Basilio Baltasar
La verdad realmente incómoda no es la que Al Gore denuncia en su película y en sus discursos. No es la que hasta ahora se han negado a mirar de cara los gestores de la industria mundial y los administradores institucionales. Más que incómoda, la verdad de la que hablamos es insoportable.
Por devastadores que vayan a ser los efectos del cambio climático, por traumáticas que sean ya sus consecuencias, lo cierto es que tras la alarmada profecía ecologista se oculta una certeza todavía más terrible. Una verdad más hiriente, descarada y ofensiva. Una verdad que colapsará nuestras últimas ilusiones.
La verdad insoportable es que no podemos hacer nada para evitar la catástrofe. La maquinaria de envenenamiento ambiental que hemos edificado sólo podría corregirse imponiendo a la población una brutal recesión económica. El dilema entonces no consiste en ir a peor o rectificar a tiempo sino en elegir qué tipo de catástrofe estamos dispuestos a soportar: la crisis social derivada del fin de la sociedad del bienestar o la crisis ecológica. Cerrar las fábricas de automóviles, por ejemplo, para evitar nuestra individual contribución al más contaminante de los venenos, obligaría a dejar en el paro a millones de trabajadores en todo el mundo.

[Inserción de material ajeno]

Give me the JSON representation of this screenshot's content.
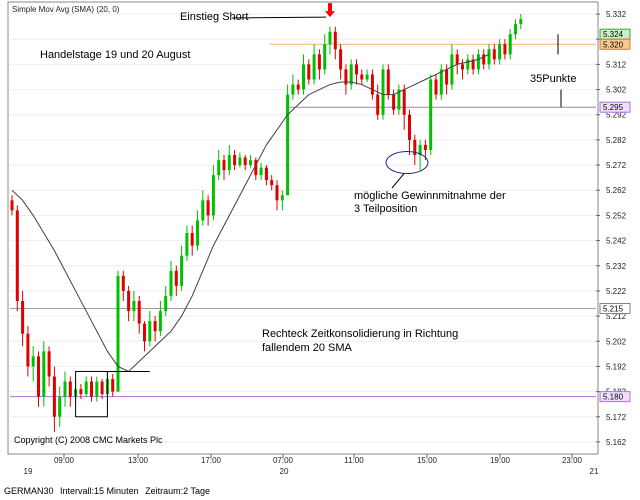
{
  "indicator_label": "Simple Mov Avg (SMA) (20, 0)",
  "copyright": "Copyright (C) 2008 CMC Markets Plc",
  "status_bar": {
    "symbol": "GERMAN30",
    "interval": "Intervall:15 Minuten",
    "period": "Zeitraum:2 Tage"
  },
  "annotations": {
    "entry": "Einstieg Short",
    "days": "Handelstage 19 und 20 August",
    "points": "35Punkte",
    "take_profit_1": "mögliche Gewinnmitnahme der",
    "take_profit_2": "3 Teilposition",
    "consolidation_1": "Rechteck Zeitkonsolidierung in Richtung",
    "consolidation_2": "fallendem 20 SMA"
  },
  "colors": {
    "up": "#00c000",
    "down": "#e00000",
    "sma": "#404040",
    "orange_line": "#f0b070",
    "purple_line": "#b070e0",
    "grey_line": "#a0a0a0",
    "blue_tag": "#cfe8ff",
    "arrow": "#ff0000"
  },
  "chart_data": {
    "type": "candlestick",
    "y_ticks": [
      5162,
      5172,
      5182,
      5192,
      5202,
      5212,
      5222,
      5232,
      5242,
      5252,
      5262,
      5272,
      5282,
      5292,
      5302,
      5312,
      5322,
      5332
    ],
    "ylim": [
      5158,
      5336
    ],
    "x_top_labels": [
      "09:00",
      "13:00",
      "17:00",
      "07:00",
      "11:00",
      "15:00",
      "19:00",
      "23:00"
    ],
    "x_bottom_labels": [
      "19",
      "20",
      "21"
    ],
    "price_tags": [
      {
        "value": 5324,
        "label": "5.324",
        "style": "green"
      },
      {
        "value": 5320,
        "label": "5.320",
        "style": "orange"
      },
      {
        "value": 5295,
        "label": "5.295",
        "style": "purple"
      },
      {
        "value": 5215,
        "label": "5.215",
        "style": "grey"
      },
      {
        "value": 5180,
        "label": "5.180",
        "style": "purple"
      }
    ],
    "horizontal_lines": [
      {
        "value": 5320,
        "style": "orange"
      },
      {
        "value": 5295,
        "style": "purple"
      },
      {
        "value": 5215,
        "style": "grey"
      },
      {
        "value": 5180,
        "style": "purple"
      }
    ],
    "candles": [
      [
        5258,
        5254,
        5260,
        5252
      ],
      [
        5254,
        5218,
        5256,
        5214
      ],
      [
        5218,
        5205,
        5222,
        5200
      ],
      [
        5205,
        5192,
        5208,
        5188
      ],
      [
        5192,
        5196,
        5200,
        5186
      ],
      [
        5196,
        5180,
        5198,
        5176
      ],
      [
        5180,
        5198,
        5202,
        5176
      ],
      [
        5198,
        5188,
        5200,
        5184
      ],
      [
        5188,
        5172,
        5192,
        5166
      ],
      [
        5172,
        5180,
        5184,
        5168
      ],
      [
        5180,
        5186,
        5190,
        5176
      ],
      [
        5186,
        5180,
        5188,
        5176
      ],
      [
        5180,
        5183,
        5186,
        5178
      ],
      [
        5183,
        5181,
        5185,
        5179
      ],
      [
        5181,
        5186,
        5188,
        5180
      ],
      [
        5186,
        5180,
        5188,
        5178
      ],
      [
        5180,
        5186,
        5188,
        5178
      ],
      [
        5186,
        5181,
        5187,
        5179
      ],
      [
        5181,
        5187,
        5190,
        5180
      ],
      [
        5187,
        5182,
        5189,
        5180
      ],
      [
        5182,
        5228,
        5230,
        5182
      ],
      [
        5228,
        5222,
        5230,
        5218
      ],
      [
        5222,
        5214,
        5224,
        5210
      ],
      [
        5214,
        5218,
        5222,
        5210
      ],
      [
        5218,
        5209,
        5220,
        5205
      ],
      [
        5209,
        5202,
        5210,
        5198
      ],
      [
        5202,
        5210,
        5214,
        5200
      ],
      [
        5210,
        5206,
        5212,
        5202
      ],
      [
        5206,
        5214,
        5218,
        5204
      ],
      [
        5214,
        5220,
        5224,
        5212
      ],
      [
        5220,
        5230,
        5234,
        5218
      ],
      [
        5230,
        5224,
        5232,
        5220
      ],
      [
        5224,
        5236,
        5240,
        5222
      ],
      [
        5236,
        5245,
        5248,
        5234
      ],
      [
        5245,
        5240,
        5248,
        5236
      ],
      [
        5240,
        5250,
        5254,
        5238
      ],
      [
        5250,
        5258,
        5262,
        5248
      ],
      [
        5258,
        5252,
        5260,
        5248
      ],
      [
        5252,
        5268,
        5272,
        5250
      ],
      [
        5268,
        5274,
        5278,
        5266
      ],
      [
        5274,
        5270,
        5276,
        5266
      ],
      [
        5270,
        5276,
        5280,
        5268
      ],
      [
        5276,
        5272,
        5278,
        5270
      ],
      [
        5272,
        5275,
        5277,
        5271
      ],
      [
        5275,
        5272,
        5276,
        5270
      ],
      [
        5272,
        5274,
        5276,
        5271
      ],
      [
        5274,
        5268,
        5275,
        5266
      ],
      [
        5268,
        5271,
        5273,
        5266
      ],
      [
        5271,
        5266,
        5272,
        5264
      ],
      [
        5266,
        5264,
        5268,
        5262
      ],
      [
        5264,
        5258,
        5266,
        5254
      ],
      [
        5258,
        5260,
        5262,
        5254
      ],
      [
        5260,
        5300,
        5304,
        5260
      ],
      [
        5300,
        5304,
        5308,
        5298
      ],
      [
        5304,
        5302,
        5306,
        5300
      ],
      [
        5302,
        5312,
        5316,
        5300
      ],
      [
        5312,
        5306,
        5314,
        5304
      ],
      [
        5306,
        5316,
        5320,
        5304
      ],
      [
        5316,
        5310,
        5318,
        5306
      ],
      [
        5310,
        5320,
        5324,
        5308
      ],
      [
        5320,
        5325,
        5327,
        5316
      ],
      [
        5325,
        5318,
        5327,
        5314
      ],
      [
        5318,
        5310,
        5320,
        5306
      ],
      [
        5310,
        5304,
        5312,
        5300
      ],
      [
        5304,
        5312,
        5314,
        5302
      ],
      [
        5312,
        5308,
        5314,
        5304
      ],
      [
        5308,
        5306,
        5310,
        5304
      ],
      [
        5306,
        5308,
        5310,
        5305
      ],
      [
        5308,
        5300,
        5310,
        5298
      ],
      [
        5300,
        5292,
        5304,
        5290
      ],
      [
        5292,
        5310,
        5312,
        5290
      ],
      [
        5310,
        5300,
        5312,
        5298
      ],
      [
        5300,
        5294,
        5302,
        5292
      ],
      [
        5294,
        5302,
        5304,
        5292
      ],
      [
        5302,
        5292,
        5304,
        5286
      ],
      [
        5292,
        5282,
        5294,
        5276
      ],
      [
        5282,
        5276,
        5284,
        5272
      ],
      [
        5276,
        5280,
        5282,
        5270
      ],
      [
        5280,
        5278,
        5282,
        5274
      ],
      [
        5278,
        5306,
        5308,
        5276
      ],
      [
        5306,
        5300,
        5308,
        5298
      ],
      [
        5300,
        5310,
        5312,
        5298
      ],
      [
        5310,
        5304,
        5312,
        5300
      ],
      [
        5304,
        5316,
        5320,
        5302
      ],
      [
        5316,
        5312,
        5318,
        5308
      ],
      [
        5312,
        5310,
        5314,
        5306
      ],
      [
        5310,
        5314,
        5316,
        5308
      ],
      [
        5314,
        5310,
        5316,
        5308
      ],
      [
        5310,
        5316,
        5318,
        5308
      ],
      [
        5316,
        5312,
        5318,
        5310
      ],
      [
        5312,
        5318,
        5320,
        5310
      ],
      [
        5318,
        5314,
        5320,
        5312
      ],
      [
        5314,
        5320,
        5322,
        5312
      ],
      [
        5320,
        5316,
        5322,
        5314
      ],
      [
        5316,
        5324,
        5326,
        5314
      ],
      [
        5324,
        5328,
        5330,
        5322
      ],
      [
        5328,
        5330,
        5332,
        5326
      ]
    ],
    "sma": [
      5262,
      5258,
      5252,
      5245,
      5238,
      5230,
      5222,
      5214,
      5206,
      5198,
      5192,
      5190,
      5194,
      5198,
      5202,
      5206,
      5212,
      5220,
      5230,
      5240,
      5248,
      5256,
      5264,
      5272,
      5280,
      5286,
      5292,
      5296,
      5300,
      5302,
      5304,
      5305,
      5305,
      5304,
      5302,
      5300,
      5300,
      5302,
      5304,
      5306,
      5308,
      5310,
      5312,
      5313,
      5314,
      5316
    ],
    "sma_start_index": 0,
    "sma_step": 2,
    "box": {
      "x_from": 12,
      "x_to": 18,
      "y_low": 5172,
      "y_high": 5190
    },
    "box_extension_to": 26,
    "box_extension_value": 5190,
    "entry_index": 60
  }
}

En Nápoles podemos ver las primeras representaciones de la tragedia: una multitud furiosa descubre a su alrededor el detritus que ha generado y con gran espanto contempla el incendio de las montañas de basura, las ratas cebadas por sus restos orgánicos, las epidemias a flor de piel, los tumores reproduciéndose en sus entrañas y la neblina permanente de los malos olores. La Camorra italiana forma parte de la obra, desde luego. Pero la queja de los políticos sobornados o amenazados por la delincuencia organizada no vale como excusa.
La ciudad ha descubierto demasiado tarde los síntomas de su impotencia.